Poésie et psychanalyse
La psychanalyse s'établit sur une règle unique, l'association libre. Même si c'est là un oxymore. Sous cet angle du paradoxe, de l'inattendu et de ce qui s'impose semble-t-il librement, une parenté existe entre psychanalyse et poésie, en relation avec le signifiant.
Les questions de la résonance pulsionnelle du signifiant dans le corps, de la finalité d'une cure psychanalytique uniquement constituée de l'exercice de la parole et de l'émergence d'un signifiant éventuellement nouveau sont autant de questions poétiques, mais aussi politiques, telles qu'elles ne peuvent être posées et résolues que par un sujet. Tous les problèmes d'ordre clinique demandent à être ainsi abordés par un tel lien de la psychanalyse et de la poésie.

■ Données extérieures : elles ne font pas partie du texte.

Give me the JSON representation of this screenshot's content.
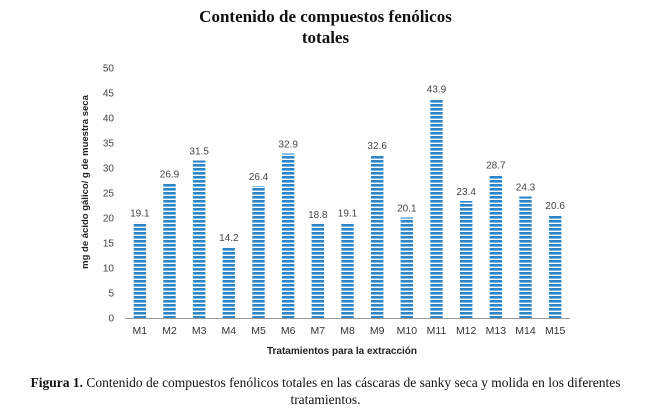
{
  "chart_data": {
    "type": "bar",
    "title_line1": "Contenido de compuestos fenólicos",
    "title_line2": "totales",
    "xlabel": "Tratamientos para la extracción",
    "ylabel": "mg de ácido gálico/ g de muestra seca",
    "ylim": [
      0,
      50
    ],
    "yticks": [
      0,
      5,
      10,
      15,
      20,
      25,
      30,
      35,
      40,
      45,
      50
    ],
    "categories": [
      "M1",
      "M2",
      "M3",
      "M4",
      "M5",
      "M6",
      "M7",
      "M8",
      "M9",
      "M10",
      "M11",
      "M12",
      "M13",
      "M14",
      "M15"
    ],
    "values": [
      19.1,
      26.9,
      31.5,
      14.2,
      26.4,
      32.9,
      18.8,
      19.1,
      32.6,
      20.1,
      43.9,
      23.4,
      28.7,
      24.3,
      20.6
    ],
    "value_labels": [
      "19.1",
      "26.9",
      "31.5",
      "14.2",
      "26.4",
      "32.9",
      "18.8",
      "19.1",
      "32.6",
      "20.1",
      "43.9",
      "23.4",
      "28.7",
      "24.3",
      "20.6"
    ],
    "bar_color": "#2e86c9",
    "grid": false,
    "legend": "none"
  },
  "caption": {
    "label": "Figura 1.",
    "text": "Contenido de compuestos fenólicos totales en las cáscaras de sanky seca y molida en los diferentes tratamientos."
  }
}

Plus largement, la relation du poète avec son époque et avec le travail de la langue retrouve en effet le sujet de la psychanalyse dans ses avancées énonciatives, mais aussi à propos de l'impossible à dire ou de traduire, comme vis-à-vis de la contingence du futur, liant la langue à la jouissance. Le traduisible et le transmissible sont particulièrement liés avec le nom, la nomination, et même l'innommable.
Les tentatives de destruction exercée aussi sur les langues aux époques des exterminations de masse, anéantissant les gens eux-mêmes, après avoir annulé leurs actions et leurs désirs, ont fondamentalement cherché à effacer leurs noms et leurs discours, et a contrario le maintien coûte que coûte de la poésie au profit d'une régénération des langues par ces victimes comme par d'autres recoupe ce qu'une psychanalyse peut susciter d'interrogation et de travail libidinal dans la sphère politique pour en changer la logique, en étant antinomique avec celle-ci si elle se contente de son classicisme, donc pour réactiver pulsions, désirs et jouissances.